The U.S. government and the Salvadoran Ministry of Education, Science, and Technology launched the Educational Innovation Project in a bid to improve the safety and quality of education for children between the 1st and 6th grades in 300 public schools in the departments of Santa Ana, San Salvador, and San Miguel. To implement this initiative for the 2023-2027 period, the U.S. Agency for International Development (USAID) will invest $27.4 million, the U.S. Embassy in El Salvador indicated.
The Pedro Pablo Castillo School Center in the municipality of Nuevo Cuscatlán, La Libertad department, was chosen as the launching site for the initiative. This school, which Hurricane Ida destroyed in 2009, was rebuilt thanks to a $1.5 million investment from USAID, Salvadoran newspaper La Prensa Gráfica reported.

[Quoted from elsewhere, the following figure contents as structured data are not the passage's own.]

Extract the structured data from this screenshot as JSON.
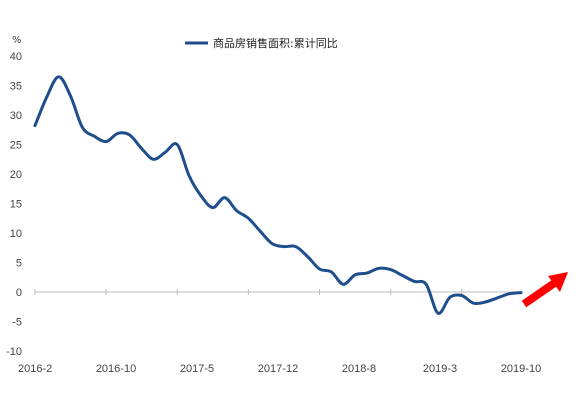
{
  "chart_data": {
    "type": "line",
    "title": "",
    "xlabel": "",
    "ylabel": "%",
    "ylim": [
      -10,
      40
    ],
    "yticks": [
      40,
      35,
      30,
      25,
      20,
      15,
      10,
      5,
      0,
      -5,
      -10
    ],
    "xtick_labels": [
      "2016-2",
      "2016-10",
      "2017-5",
      "2017-12",
      "2018-8",
      "2019-3",
      "2019-10"
    ],
    "grid": false,
    "legend_position": "top-center",
    "series": [
      {
        "name": "商品房销售面积:累计同比",
        "color": "#1f4e8c",
        "x": [
          "2016-2",
          "2016-3",
          "2016-4",
          "2016-5",
          "2016-6",
          "2016-7",
          "2016-8",
          "2016-9",
          "2016-10",
          "2016-11",
          "2016-12",
          "2017-2",
          "2017-3",
          "2017-4",
          "2017-5",
          "2017-6",
          "2017-7",
          "2017-8",
          "2017-9",
          "2017-10",
          "2017-11",
          "2017-12",
          "2018-2",
          "2018-3",
          "2018-4",
          "2018-5",
          "2018-6",
          "2018-7",
          "2018-8",
          "2018-9",
          "2018-10",
          "2018-11",
          "2018-12",
          "2019-2",
          "2019-3",
          "2019-4",
          "2019-5",
          "2019-6",
          "2019-7",
          "2019-8",
          "2019-9",
          "2019-10"
        ],
        "values": [
          28.2,
          33.1,
          36.5,
          33.2,
          27.9,
          26.4,
          25.5,
          26.9,
          26.6,
          24.3,
          22.5,
          23.7,
          25.0,
          19.7,
          16.3,
          14.3,
          16.0,
          13.8,
          12.5,
          10.3,
          8.2,
          7.7,
          7.7,
          6.0,
          3.9,
          3.4,
          1.3,
          2.9,
          3.2,
          4.0,
          3.8,
          2.8,
          1.8,
          1.3,
          -3.6,
          -0.9,
          -0.6,
          -1.9,
          -1.7,
          -1.0,
          -0.3,
          -0.1
        ]
      }
    ],
    "annotations": [
      {
        "type": "arrow",
        "color": "#ff0000",
        "direction": "up-right"
      }
    ]
  }
}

“It’s important to study poor school performance, or negative data from their family or community context, to have the capacity to generate pedagogical and didactic theory, to write and publish findings,” Picardo Joao, researcher and director of the Institute of Science, Technology, and Innovation at the Francisco Gavidia University in El Salvador, told Diálogo on April 28. “Additionally, one must have intuition to identify students on the autism spectrum, with dyslexia, ADHD, and other learning disabilities, among many other capabilities.”
Authorities said that this cooperation will raise the basic competencies of 2,000 teachers with emphasis on reading, mathematics, and psychosocial well-being, to improve the quality of basic education for children and youth, including the marginalized and vulnerable.
“My father was a schoolteacher […], he spent hours after dismissal giving free individual classes […]. He gave them much-needed attention,” said U.S. Ambassador to El Salvador William Duncan, during the launch event on March 1. “I know firsthand the impact a teacher can have on the lives of his or her students because I lived it. I saw how attention, patience, and commitment affected students. I know that many students at my school felt less alone because of the effort my father made.”
Strengthening teachers’ skills and the quality of the education they provide fulfills one of the purposes of the project: to ensure that students stay in school until they finish high school, which is essential for more employment opportunities in the future.

“We recognize that the role of a teacher is incredibly important in the formation of their students. The future that all Salvadorans want for their country begins to be built here,” added Ambassador Duncan. “A prosperous future with economic opportunity needs an educated and skilled workforce. A secure future free of crime and gangs depends on the alternatives offered to young people.”
The Multipurpose Household Survey 2022 (EHPM) conducted for the first time by the Salvadoran Central Reserve Bank indicated that 66,353 children and adolescents between the ages of 5 and 17 engaged in child labor. Four out of 10 children are not attending school, Salvadoran daily El Diario de Hoy reported on April 22.
According to the EHPM, boys were the most likely to engage in child labor and 75.4 percent were minors. Of the 66,353 children who were recorded working, 60.9 percent lived in rural areas of the country.
“The training of our teachers is a key point, non-negotiable. We are going to make every effort so that our teachers become that pedagogical mediator that we need in the classroom […], in that model that our students want and must follow,” Education Minister Mauricio Pineda said. “For that we need to invest, to transform education, to an education that allows us to get our country out of the backwardness we find ourselves in.”
Another integral part of this project is to strengthen the capabilities of higher education institutions to develop research and generate useful knowledge on basic education, focused on improving teacher education and in-service training.
U.S. organization Family Health 360 together with a consortium of Salvadoran organizations, such as Fundación Salvador del Mundo, Fundación Pro-Educación de El Salvador, Contextos, Glasswing International, and Inclusive Development Partners, contributed to the implementation of the Educational Innovation Project.